Wednesday 30 January 2008

Mum's the word.

Once the festive period has passed, people viciously attack the selection box of Christmas television to which they were cruelly subjected. Yet the weeks before they plonked themselves down in front of the gogglebox, munching and slurping their way through fridge-fulls of treats, without batting so much as an eyelid.

It seems that each year the listings somehow manage to out-do the year before in the sheer volume of worthless, superfluous and in a word trashy TV that is produced. There are only so many repeats, best ofs and Christmas specials any British family can digest along with the third day’s serving of cold turkey sandwiches.

So presumably, come January, television is back on track. Well, one evening’s schedule certainly had me more than bewildered. I could not, and nor, I imagine, could the rest of the nation, decide which was more mind-boggling, the half tonne mum or the all-singing, all-dancing fake babies.

For those of you who didn’t manage to watch either of these psychologically disturbing documentaries, let me fill you in. 9pm: the largest woman ever to undergo gastric bypass surgery, weighing in at an almost humanely impossible 64 stone. That’s the weight of a large baby rhinoceros. 10pm: a collection of pseudo-mothers who push plastic dolls around in prams. Dolls with real hair. And breathing mechanisms. And made-to-order facial imperfections. I don’t see anything wrong with this. I just don’t understand it.

Now, a friend of mine who didn’t manage to have her sanity totally scrambled by this latest display of astounding social behaviour said she had heard they were both real tear-jerkers. The lady whose synthetic offspring replaced her dead son was certainly moving, albeit simultaneously troubling.

But I stand by the fact that the only thing that was genuinely “sad” about the American supermom was the fact that she single-handedly managed to ruin the lives of both her poor children. These poor kids will spend the rest of their lives – alone – having a totally erratic and unhealthy obsession with food. The thirteen year old had already been thirty pounds overweight at the age of 10.

But the poor lady was bedridden for four years following an accident, I hear you cry. Well, firstly, who had been feeding her during this time? And secondly, she was already “super morbidly obese” before the incident.

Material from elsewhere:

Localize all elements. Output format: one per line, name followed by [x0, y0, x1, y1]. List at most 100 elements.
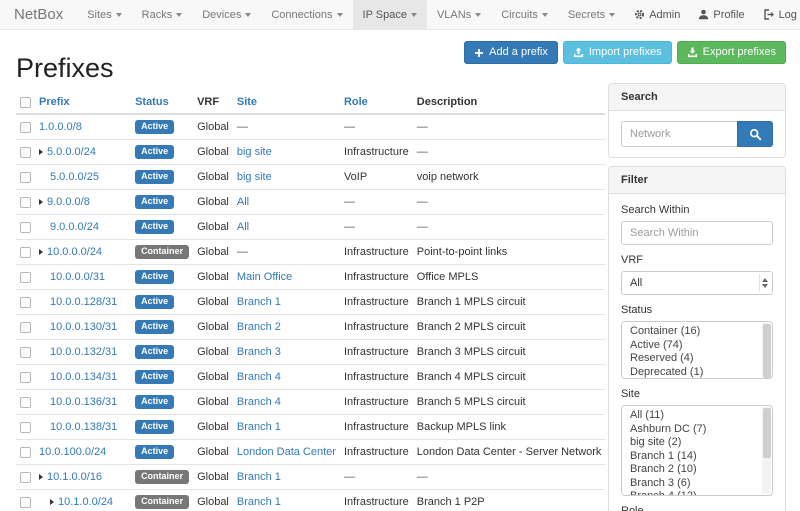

Surely, if she truly loved her kids and cared about their future, then she would have sought serious psychological help and medical intervention long ago. And been given a gastric band without the added complications of an extra twenty four stone.

What a strange world we live in. On the one hand we have women playing mums and dads with synthetic substitute babies. And on the other women blessed with children of their own turning a blind eye to the responsibilities that must go hand-in-hand with parenthood.

Sunday 27 January 2008

New Year. Same old you?

I am the kind of person who, perhaps ever so slightly compulsively, makes lists. I make lists on heart-shaped post-its, on kitchen roll, on the back of both hands. But I am also the kind of person who purposefully adds things I have already done onto the list. Purely so that I can delight in crossing them out with a red pen and a flourish. So for me, the idea of a list of New Year’s resolutions is both exciting, and ultimately, pointless.

The problem with these resolutions is that many of us set out with the best intentions in the world. But simply end up totally frustrated with and utterly disappointed in ourselves when, come the 3rd, we shamelessly gulp down a bottle of Jacob’s finest, or hurriedly scoff three dairy milks in a row, or frantically chain smoke a packet of fags, or joyously cut up our one year gym membership. Or for some “sinners,” all of the above.

So then we spend the rest of January, that little bit plumper, plagued by an irrepressible sense of guilt. Instead of which, we should be hitting the sales. This constant preoccupation with remorse and culpability doesn’t do anyone any favours.

I suggest we take a leaf out of Nigella’s sumptuous cookery book. Any time we pause as we pick up a delectably chocolately, sexually-fulfilling cream tart, we should listen to her as she leans over our shoulder, perfectly wrapped up in her pink silk dressing gown like a strawberry cream Quality Street, and whispers in her caramel-smooth voice, “oh go on, just another won’t hurt.” Hmmm.

And for those of us embarking on a gruelling path to starvation, those M&S adverts don’t help either. Nor do programmes like Supersize Me. A friend of mine is known to have watched the health-destroying, organ-consuming documentary and driven straight to the nearest golden arches.

But ultimately, resolutions are there to be broken. Just like diets. And school rules. And nails. As soon as you tell yourself “no,” your body, mind, soul and Ms Lawson immediately scream yes.

So maybe the way forward is to put no bars or barriers on anything, and then we would be less tempted to be naughty. Now I’m not talking about legalising prostitution, or class A drugs – although maybe even that’s not such a bad idea. All I am saying is that maybe we shouldn’t deprive ourselves of the little things in life that make us happy, albeit momentarily. After all, there is only ever size 16 and above left in the sales.